ABD Başkanı Donald Trump, The Atlantic dergisine verdiği röportajda, ilk başkanlık dönemine kıyasla ikinci döneminde attığı adımlardan daha emin olduğunu belirtti. Trump, "İlk dönemimde iki görevim vardı; ülkeyi yönetmek ve hayatta kalmak. Şimdi ise hem ülkeyi hem dünyayı yönetiyorum." ifadelerini kullandı.
İlk başkanlık döneminde birçok iç sorunla mücadele etmek zorunda kaldığını söyleyen Trump, sahtekar olarak nitelediği kişilerle uğraşmak zorunda kaldığını vurguladı. Bugün geldiği noktada ise hem iç hem dış politikada daha güçlü hamleler yapabildiğini dile getirdi. Yaptığı işten büyük keyif aldığını belirten Trump, ikinci dönem kararlarında çok daha kararlı olduğunu da sözlerine ekledi.

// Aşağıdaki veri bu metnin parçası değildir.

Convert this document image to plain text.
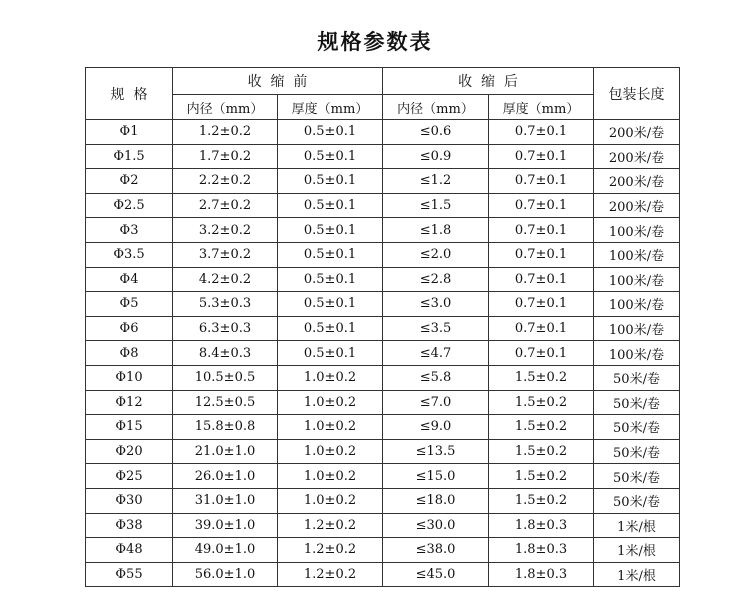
规格参数表
规  格	收  缩  前		收  缩  后		包装长度
	内径（mm）	厚度（mm）	内径（mm）	厚度（mm）	
Φ1	1.2±0.2	0.5±0.1	≤0.6	0.7±0.1	200米/卷
Φ1.5	1.7±0.2	0.5±0.1	≤0.9	0.7±0.1	200米/卷
Φ2	2.2±0.2	0.5±0.1	≤1.2	0.7±0.1	200米/卷
Φ2.5	2.7±0.2	0.5±0.1	≤1.5	0.7±0.1	200米/卷
Φ3	3.2±0.2	0.5±0.1	≤1.8	0.7±0.1	100米/卷
Φ3.5	3.7±0.2	0.5±0.1	≤2.0	0.7±0.1	100米/卷
Φ4	4.2±0.2	0.5±0.1	≤2.8	0.7±0.1	100米/卷
Φ5	5.3±0.3	0.5±0.1	≤3.0	0.7±0.1	100米/卷
Φ6	6.3±0.3	0.5±0.1	≤3.5	0.7±0.1	100米/卷
Φ8	8.4±0.3	0.5±0.1	≤4.7	0.7±0.1	100米/卷
Φ10	10.5±0.5	1.0±0.2	≤5.8	1.5±0.2	50米/卷
Φ12	12.5±0.5	1.0±0.2	≤7.0	1.5±0.2	50米/卷
Φ15	15.8±0.8	1.0±0.2	≤9.0	1.5±0.2	50米/卷
Φ20	21.0±1.0	1.0±0.2	≤13.5	1.5±0.2	50米/卷
Φ25	26.0±1.0	1.0±0.2	≤15.0	1.5±0.2	50米/卷
Φ30	31.0±1.0	1.0±0.2	≤18.0	1.5±0.2	50米/卷
Φ38	39.0±1.0	1.2±0.2	≤30.0	1.8±0.3	1米/根
Φ48	49.0±1.0	1.2±0.2	≤38.0	1.8±0.3	1米/根
Φ55	56.0±1.0	1.2±0.2	≤45.0	1.8±0.3	1米/根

Trump, 3. dönem başkanlık ihtimaliyle ilgili yöneltilen soruya ise net bir "hayır" vermedi. Böyle bir arayışı olmadığını ifade eden Trump, yine de farklı seçeneklere açık kapı bıraktı. Trump, "Bu büyük bir kırılma olurdu, değil mi? Belki sadece değişimi başlatıyorum. Yapmak istediğim bir şey değil, ayrıca çok zor olurdu." diyerek, olasılıkları tamamen dışlamadı.

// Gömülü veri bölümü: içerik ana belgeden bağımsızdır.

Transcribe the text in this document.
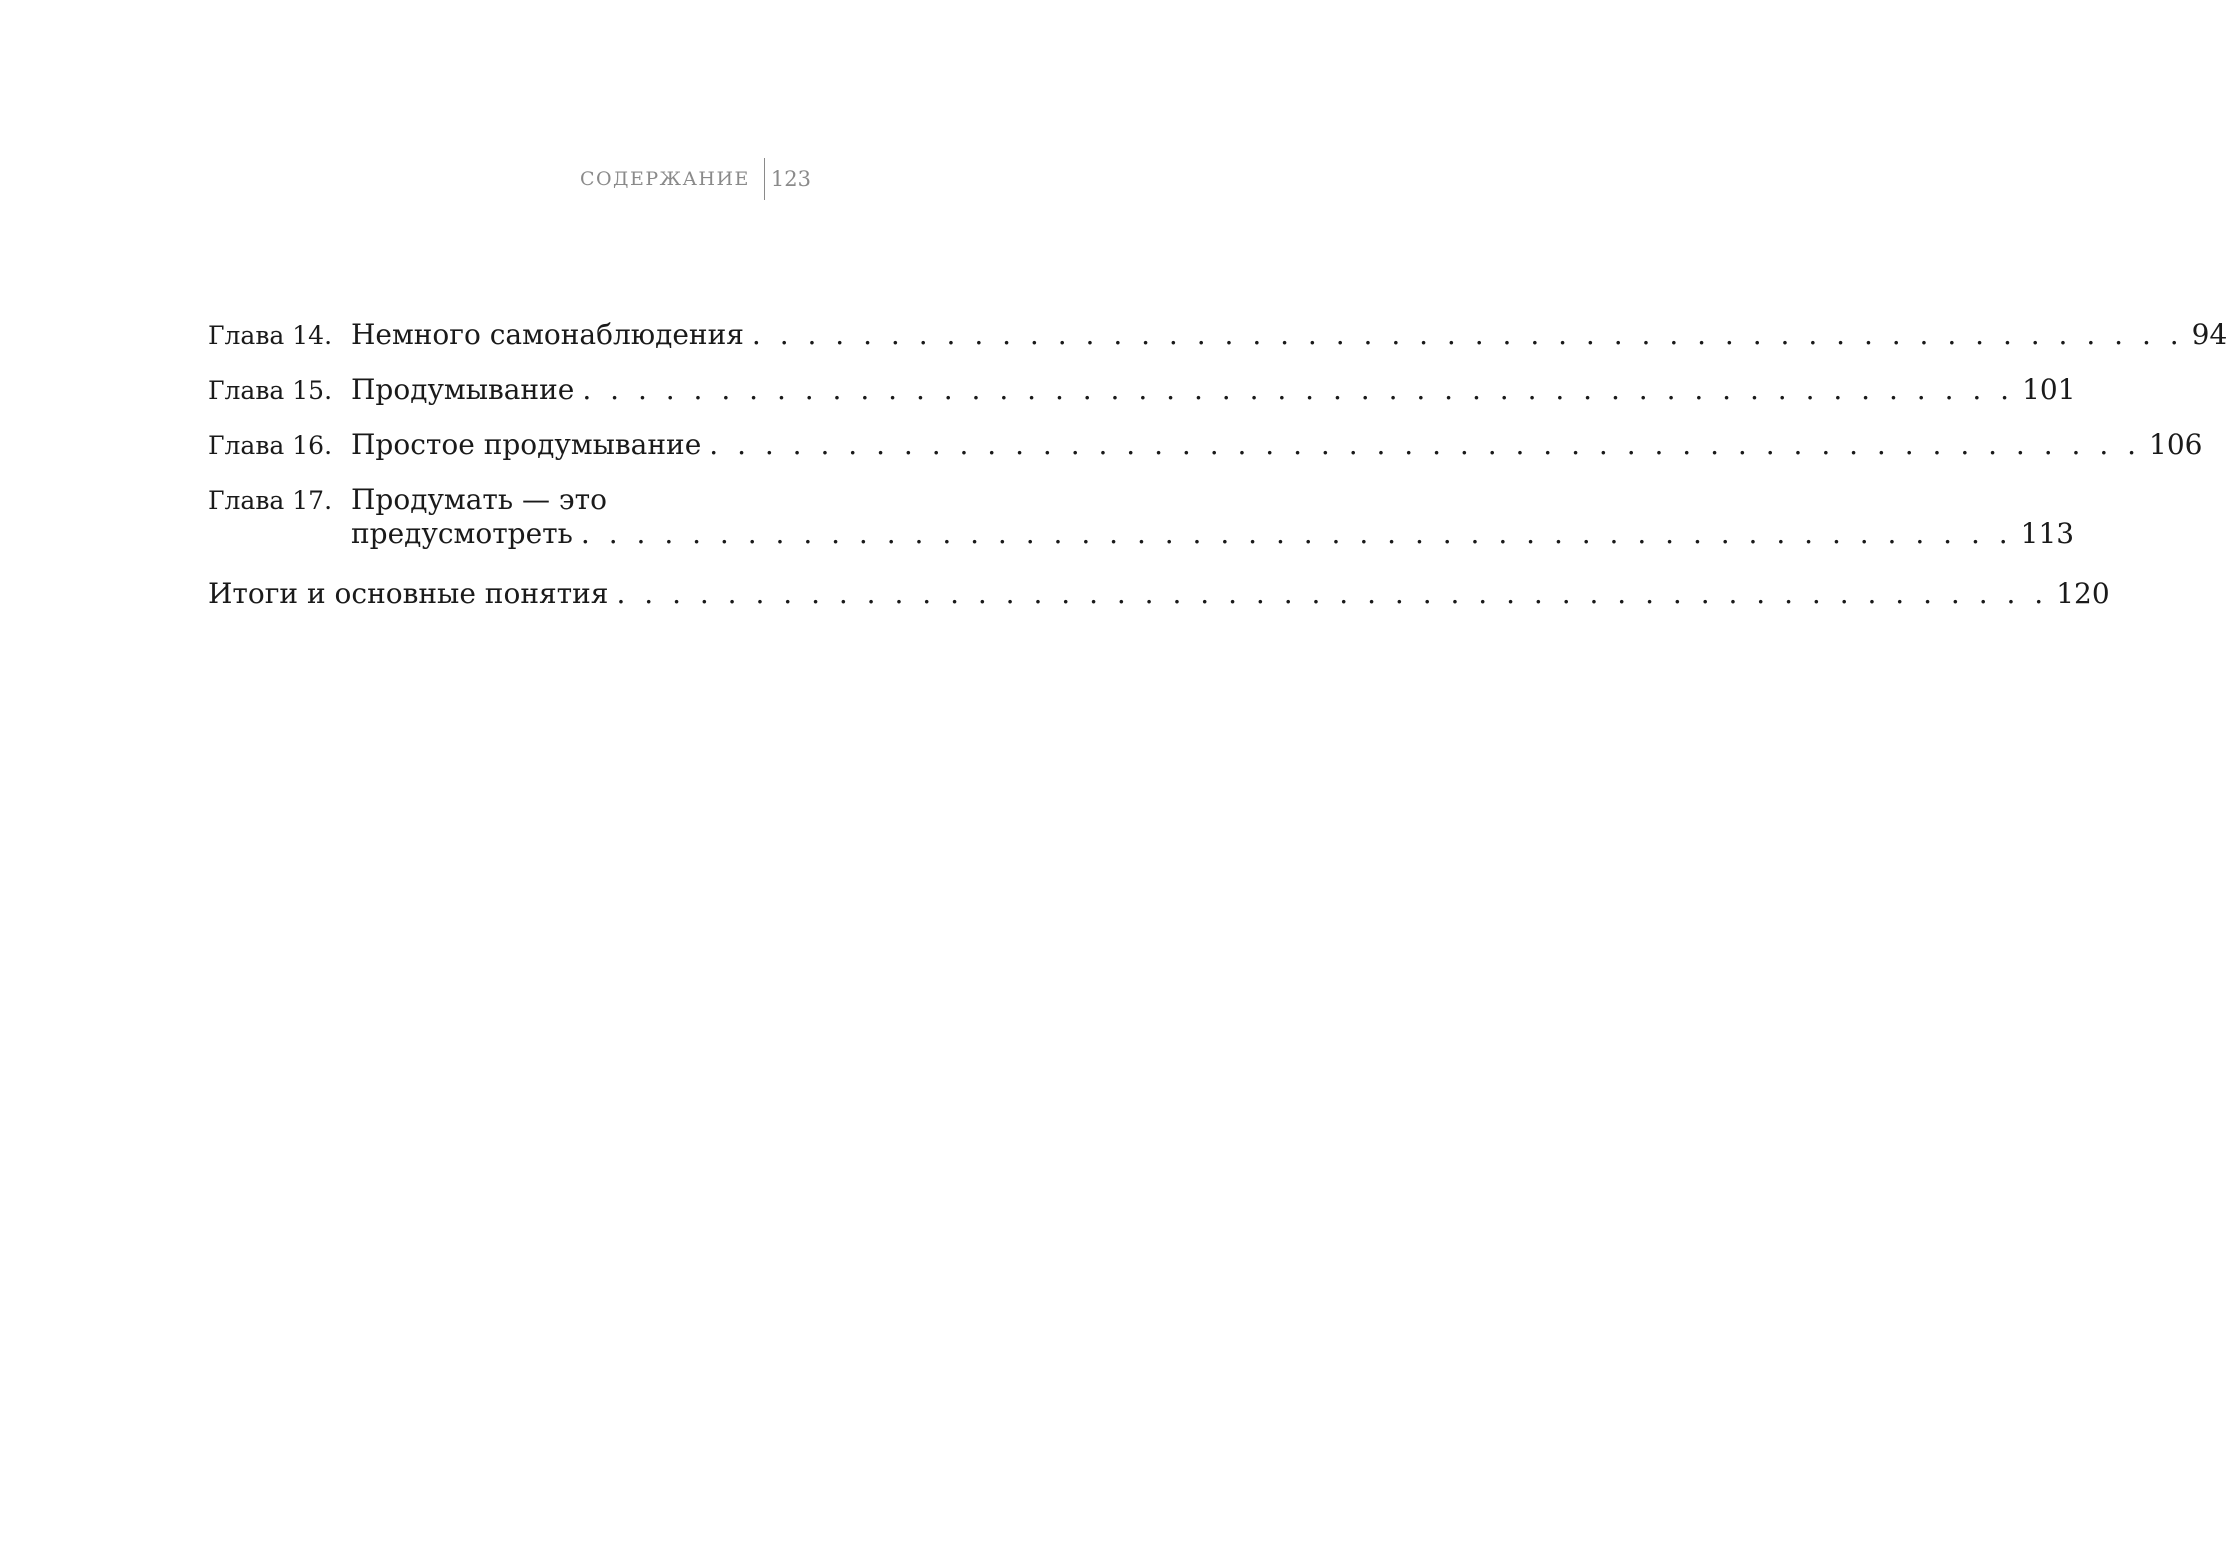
СОДЕРЖАНИЕ	123
Глава 14. Немного самонаблюдения . . . . . . . . . . . . . . . . . . . . . . . . . . . . . . . . . . . . . . . . . . . . . . . . . . . . 94
Глава 15. Продумывание . . . . . . . . . . . . . . . . . . . . . . . . . . . . . . . . . . . . . . . . . . . . . . . . . . . . 101
Глава 16. Простое продумывание . . . . . . . . . . . . . . . . . . . . . . . . . . . . . . . . . . . . . . . . . . . . . . . . . . . . 106
Глава 17. Продумать — это
предусмотреть . . . . . . . . . . . . . . . . . . . . . . . . . . . . . . . . . . . . . . . . . . . . . . . . . . . . 113
Итоги и основные понятия . . . . . . . . . . . . . . . . . . . . . . . . . . . . . . . . . . . . . . . . . . . . . . . . . . . . 120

Röportajda, Rusya ile Ukrayna arasındaki savaş da gündeme geldi. Trump, Rusya Devlet Başkanı Vladimir Putin'in barış görüşmelerinde başarılı olacağına inandığını belirterek, "Pek çok hayatı kurtarmaya çalışıyorum. Bu sadece Ukrayna ve Rusya için önemli değil, Üçüncü Dünya Savaşı riskini de önlemeye çalışıyoruz." dedi.
Öte yandan Yemen savaş planlarının yanlışlıkla bir Signal sohbet grubunda paylaşılması skandalına da değinen Trump, Savunma Bakanı Pete Hegseth ve Ulusal Güvenlik Danışmanı Mike Waltz’a olan güvenini vurguladı. Waltz’un medyada aldığı eleştirilere rağmen iyi durumda olduğunu belirtti.
Sınır güvenliği konusunda da Biden yönetimini eleştiren Trump, kendi döneminde sınır politikalarında büyük başarı sağlandığını ifade etti. Ayrıca, ikinci başkanlık döneminde Amerikalı milyarderlerle kurduğu yakın ilişkilere de değinen Trump, artık daha fazla saygı gördüğünü söyledi.